On sait pas pour toi, mais nous, on est pas forcément convaincus par l’actualité musicale. A tel point que personnellement, je profite plutôt de la fin de l’année pour me replonger dans l’année, voir ce que j’ai raté, ce que je devrais réécouter, ce que je pourrais chroniquer. Et je retombe sur ce groupe de jeunes touarègues, Imarhan, originaire de Tamanrasset, plus grande ville touarègue d’Algérie, un groupe que je n’avais pas creusé plus loin qu’un sympathique single, “Azzaman”. Et surprise : non seulement il s’agit d’un super album, mais il s’agit également d’un album qui me donne envie de continuer de creuser, de chiner, d’écouter des morceaux glanés ici ou là au hasard. Explications.

 

 

D’abord, précisons qu’on parle aujourd’hui d’un album de blues touareg, un terme bien claqué et peu pertinent (on ne retrouve pas ici de structures musicales blues) qui désigne en fait un genre que les intéressés présentent souvent comme de l’Assouf, un synonyme de “nostalgie”, et dont les principaux représentants sont les fameux Tinariwen, d’ailleurs parrains du groupe chroniqué ici. Et non, on ne va pas vraiment chroniquer un album de world music ou tout autre terme vaguement réducteur; car ce genre est loin d’être une curiosité, c’est une vraie mine d’or, remplie de groupe variés livrant des albums enragés, des chansons empreintes d’une véritable fierté d’appartenir aux peuples touaregs, ces Kel Tamasheq (le “tamasheq”, c’est leur langue, dans laquelle ils chantent) qui se battent, guitares, basses et percussions en main pour faire vivre leur culture. On ne saurait trop recommender les compilations Ishumar et Ishumar 2 sorties sur Le Chant Des Fauves.

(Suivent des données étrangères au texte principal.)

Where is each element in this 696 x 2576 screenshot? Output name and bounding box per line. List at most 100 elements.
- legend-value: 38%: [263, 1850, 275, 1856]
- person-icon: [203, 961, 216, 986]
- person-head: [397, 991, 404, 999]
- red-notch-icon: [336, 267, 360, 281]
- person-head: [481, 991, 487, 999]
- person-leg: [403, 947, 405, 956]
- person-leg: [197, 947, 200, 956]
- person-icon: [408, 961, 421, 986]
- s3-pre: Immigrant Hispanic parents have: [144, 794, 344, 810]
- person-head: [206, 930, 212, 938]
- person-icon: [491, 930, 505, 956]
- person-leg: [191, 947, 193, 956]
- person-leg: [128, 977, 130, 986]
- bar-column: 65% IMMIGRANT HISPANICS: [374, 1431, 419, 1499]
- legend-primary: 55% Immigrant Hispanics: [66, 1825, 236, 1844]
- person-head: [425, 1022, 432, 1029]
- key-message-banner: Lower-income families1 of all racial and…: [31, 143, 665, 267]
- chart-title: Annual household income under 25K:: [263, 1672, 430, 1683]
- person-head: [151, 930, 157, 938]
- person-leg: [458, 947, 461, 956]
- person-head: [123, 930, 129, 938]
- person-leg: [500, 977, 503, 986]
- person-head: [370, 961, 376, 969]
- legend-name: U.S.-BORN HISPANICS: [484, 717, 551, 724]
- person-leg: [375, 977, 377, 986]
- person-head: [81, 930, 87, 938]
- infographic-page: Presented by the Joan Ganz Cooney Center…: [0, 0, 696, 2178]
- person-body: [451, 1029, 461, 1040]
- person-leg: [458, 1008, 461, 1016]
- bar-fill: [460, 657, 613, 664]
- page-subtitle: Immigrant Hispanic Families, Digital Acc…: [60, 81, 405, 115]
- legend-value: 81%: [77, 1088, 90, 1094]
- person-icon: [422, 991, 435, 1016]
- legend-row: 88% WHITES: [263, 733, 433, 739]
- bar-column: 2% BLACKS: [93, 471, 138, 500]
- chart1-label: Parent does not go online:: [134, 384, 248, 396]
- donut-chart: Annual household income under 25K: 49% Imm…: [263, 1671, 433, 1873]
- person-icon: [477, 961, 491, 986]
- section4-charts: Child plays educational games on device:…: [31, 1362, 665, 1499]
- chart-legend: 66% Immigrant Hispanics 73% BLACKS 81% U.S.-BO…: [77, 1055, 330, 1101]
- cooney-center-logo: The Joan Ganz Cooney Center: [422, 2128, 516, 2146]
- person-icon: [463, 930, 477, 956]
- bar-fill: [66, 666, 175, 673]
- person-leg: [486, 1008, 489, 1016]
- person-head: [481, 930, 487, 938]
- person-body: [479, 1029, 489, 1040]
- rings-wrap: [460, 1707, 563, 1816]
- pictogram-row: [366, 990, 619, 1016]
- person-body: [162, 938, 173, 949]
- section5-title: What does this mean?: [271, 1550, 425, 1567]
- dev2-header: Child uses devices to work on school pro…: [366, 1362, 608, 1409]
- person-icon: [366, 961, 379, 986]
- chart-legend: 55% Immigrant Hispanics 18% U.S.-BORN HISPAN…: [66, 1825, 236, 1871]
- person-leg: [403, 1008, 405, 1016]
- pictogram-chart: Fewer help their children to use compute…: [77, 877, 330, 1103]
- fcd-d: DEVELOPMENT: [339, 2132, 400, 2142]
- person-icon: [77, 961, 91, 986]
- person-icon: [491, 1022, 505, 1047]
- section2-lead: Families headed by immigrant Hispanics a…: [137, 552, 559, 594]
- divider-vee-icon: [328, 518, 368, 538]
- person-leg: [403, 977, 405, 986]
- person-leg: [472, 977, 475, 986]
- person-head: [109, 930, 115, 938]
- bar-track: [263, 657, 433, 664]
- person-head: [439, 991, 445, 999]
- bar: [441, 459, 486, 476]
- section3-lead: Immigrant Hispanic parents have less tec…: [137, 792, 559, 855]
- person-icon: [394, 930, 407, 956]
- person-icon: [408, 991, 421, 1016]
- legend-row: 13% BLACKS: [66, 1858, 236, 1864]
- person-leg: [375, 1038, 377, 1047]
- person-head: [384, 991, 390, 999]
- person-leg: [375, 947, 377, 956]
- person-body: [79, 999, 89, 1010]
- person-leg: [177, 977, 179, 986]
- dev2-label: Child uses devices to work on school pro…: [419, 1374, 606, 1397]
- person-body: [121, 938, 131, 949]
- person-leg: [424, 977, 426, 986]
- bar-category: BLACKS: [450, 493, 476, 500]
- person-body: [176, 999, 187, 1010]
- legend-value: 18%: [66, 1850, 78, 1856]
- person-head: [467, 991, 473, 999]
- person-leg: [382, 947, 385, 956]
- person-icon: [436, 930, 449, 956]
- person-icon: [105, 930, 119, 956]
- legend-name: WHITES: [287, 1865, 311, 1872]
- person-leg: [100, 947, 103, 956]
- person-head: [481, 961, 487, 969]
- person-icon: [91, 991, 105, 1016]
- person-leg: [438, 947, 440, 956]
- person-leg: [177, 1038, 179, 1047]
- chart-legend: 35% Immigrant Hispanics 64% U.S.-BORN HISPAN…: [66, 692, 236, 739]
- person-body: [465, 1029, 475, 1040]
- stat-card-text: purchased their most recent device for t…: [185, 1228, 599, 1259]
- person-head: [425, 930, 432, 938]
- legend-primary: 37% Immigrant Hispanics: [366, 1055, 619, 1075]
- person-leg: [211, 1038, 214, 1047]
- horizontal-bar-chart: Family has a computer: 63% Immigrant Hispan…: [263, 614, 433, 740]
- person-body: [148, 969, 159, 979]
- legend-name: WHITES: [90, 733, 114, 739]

Et dans ce sillon, les jeunes (ils n’ont commencé la musique qu’au moment ou le monde découvrait ce genre musical) Imarhan tracent leur voie. Déjà auteurs il y a deux ans d’un self-titled qui leur avait attiré pas mal de sympathie, ils en ont remis une couche avec ce superbe Temet, littéralement “les liens”. Et la jeunesse, la fougue de Imarhan est sans doute leur force. Car au contraire des Tinariwen, qui semblent désormais jouer les vénérables (et grand bien leur en fasse, leur dernier album Elwan étant une perle), Imarhan joue sur le rythme, sur les compositions mutantes, sur le fait de jouer leurs titres à 100 à l’heure. Et ils savent d’autant mieux désamorcer cette tension avec des compositions plus calmes, presque folk, à l’image du crépusculaire « Tarha nam », ou du magnifique final “Ma S-Abok”, tout en guitare acoustique.

 

 

Ce que j’adore avec ce groupe (et plus généralement avec ce genre, ou je n’ai jamais trouvé quelque chose de franchement mauvais), c’est de voir à quel point le groove se partage, à quel point on peut ressentir le bonheur qu’ont ces musiciens à enchaîner riffs acérés et lignes de basses lourdes mais funky, le tout avec une section rythmique pour le coup totalement protéiforme, car utilisant des gimmicks venus des musiques populaires occidentales, mais jouées avec des instruments traditionnels. Il suffit d’écouter la majesté d’un morceau comme “Alwa”, ou encore l’endiablé “Tumast” (cette ligne de basse! Ce son quasiment disco!), pour se rendre compte que cet album transpire la joie, l’amitié, l’amour de la musique comme un moyen d’expression, malgré cette légère amertume typique du genre.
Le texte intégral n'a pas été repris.